L’ordinaire descente. Les visages des gens se

L’ordinaire descente.

Les visages des gens se sont subitement métamorphosés en rat, recherchant la moindre opportunité pour assouvir un désir qui leur est propre. Ils rôdent, l’œil méfiant, à l’affût, leurs petites pattes gigotent, prête a attraper la première chose qui leur viendra. Il est question de leur survie propre. Seule La Nourriture leur importe. L’atmosphère transpire une animosité grandissante, suinte la crainte, dégueule l’inconscience brutale et primaire. Je fuis aux premiers symptômes de ma métamorphose.

J’utilise la téléportation alcoolique en aspergeant mon corps entier de liqueur sèche.

Mon chez moi se dessine rapidement au coin de deux rues parallèles qui se croisent.

Il fait froid.

Ma clef gigote d’elle-même dans la serrure. Je remarque que j’avais, une fois de plus, oublié ma porte. Un des fauteuils du salon glisse jusqu’à moi, comme s’il avait senti que mon état nécessitait une once d’aide et de sympathie, pas comme ces saloperies de radiateurs qui depuis quatre jours refusent de travailler. Depuis qu’ils se sont syndicalisés je lutte à essayer de les convaincre de se mettre à la tâche. Je souffle un coup pour évaluer la température, un nuage compact sort de mon gosier.

Ouais, ça, il fait vraiment froid.

Un bruit répugnant trouble ma métamorphose en thermomètre. Mon sourcil droit se dresse sans que je ne lui en donne l’ordre, je crois qu’il s’inquiète de ce que je viens de voir. De longs filets visqueux et grisés descendent lentement de mon plafond.

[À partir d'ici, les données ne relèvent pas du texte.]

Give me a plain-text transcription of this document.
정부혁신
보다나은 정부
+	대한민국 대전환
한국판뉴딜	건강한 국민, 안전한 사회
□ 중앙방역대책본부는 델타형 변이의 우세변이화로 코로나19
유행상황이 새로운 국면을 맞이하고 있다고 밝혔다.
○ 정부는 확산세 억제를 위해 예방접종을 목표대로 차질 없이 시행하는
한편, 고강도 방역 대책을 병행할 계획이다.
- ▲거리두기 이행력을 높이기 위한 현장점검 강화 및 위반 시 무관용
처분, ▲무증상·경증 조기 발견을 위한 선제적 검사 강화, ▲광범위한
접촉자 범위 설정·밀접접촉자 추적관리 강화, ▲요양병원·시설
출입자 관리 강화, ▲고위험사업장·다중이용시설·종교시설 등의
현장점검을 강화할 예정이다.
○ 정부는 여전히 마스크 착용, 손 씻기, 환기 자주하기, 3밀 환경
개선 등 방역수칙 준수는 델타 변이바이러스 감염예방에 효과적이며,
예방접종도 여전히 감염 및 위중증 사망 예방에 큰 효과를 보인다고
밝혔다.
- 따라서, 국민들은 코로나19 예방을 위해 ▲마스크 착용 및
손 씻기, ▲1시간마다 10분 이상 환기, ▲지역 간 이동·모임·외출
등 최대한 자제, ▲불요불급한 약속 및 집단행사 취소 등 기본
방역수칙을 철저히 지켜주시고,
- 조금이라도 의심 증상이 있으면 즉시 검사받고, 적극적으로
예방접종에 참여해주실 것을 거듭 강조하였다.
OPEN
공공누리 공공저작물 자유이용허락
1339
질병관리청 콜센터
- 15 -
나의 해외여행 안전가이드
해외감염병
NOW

Etrangement je ne suis pas trop surpris. Malgré leur aspect répulsif j’attends qu’ils arrivent jusqu’à moi, simplement par curiosité. Leur contact, quoique vomitif au premier abord me réconforte peu à peu par la douce chaleur qu’ils m’apportent. Je reste là, assis, me laissant recouvrir, sans bouger ne serait-ce qu’un cil. Après une heure d’inertie totale, ma conscience me réveille en me secouant violemment. Il faut que je sorte, il faut que je me ravitaille si je ne veux pas crever ici, de froid, ou étouffé par La Substance. J’entame un retour à la civilisation par le biais d’un escalier dont la pente abrupte manque de me forcer au suicide involontaire. La Substance contribue à me retenir, et éviter ainsi les marches criminelles d’exécuter leur méfait. Je la traîne encore jusqu’au Night Shop situé a deux numéros de l’immeuble. Le « paki » semble indifférent a mon aspect physique trop occupé a regarder une comédie indienne en retransmission spontanée via connexion satellitaire intersidérale sur un téléviseur uni touche. Je l’observe glisser mollement deux jupiler au fond d’un sac en plastique. Nous nous quittons sans un regard, laissant libre cours à une routine platonique.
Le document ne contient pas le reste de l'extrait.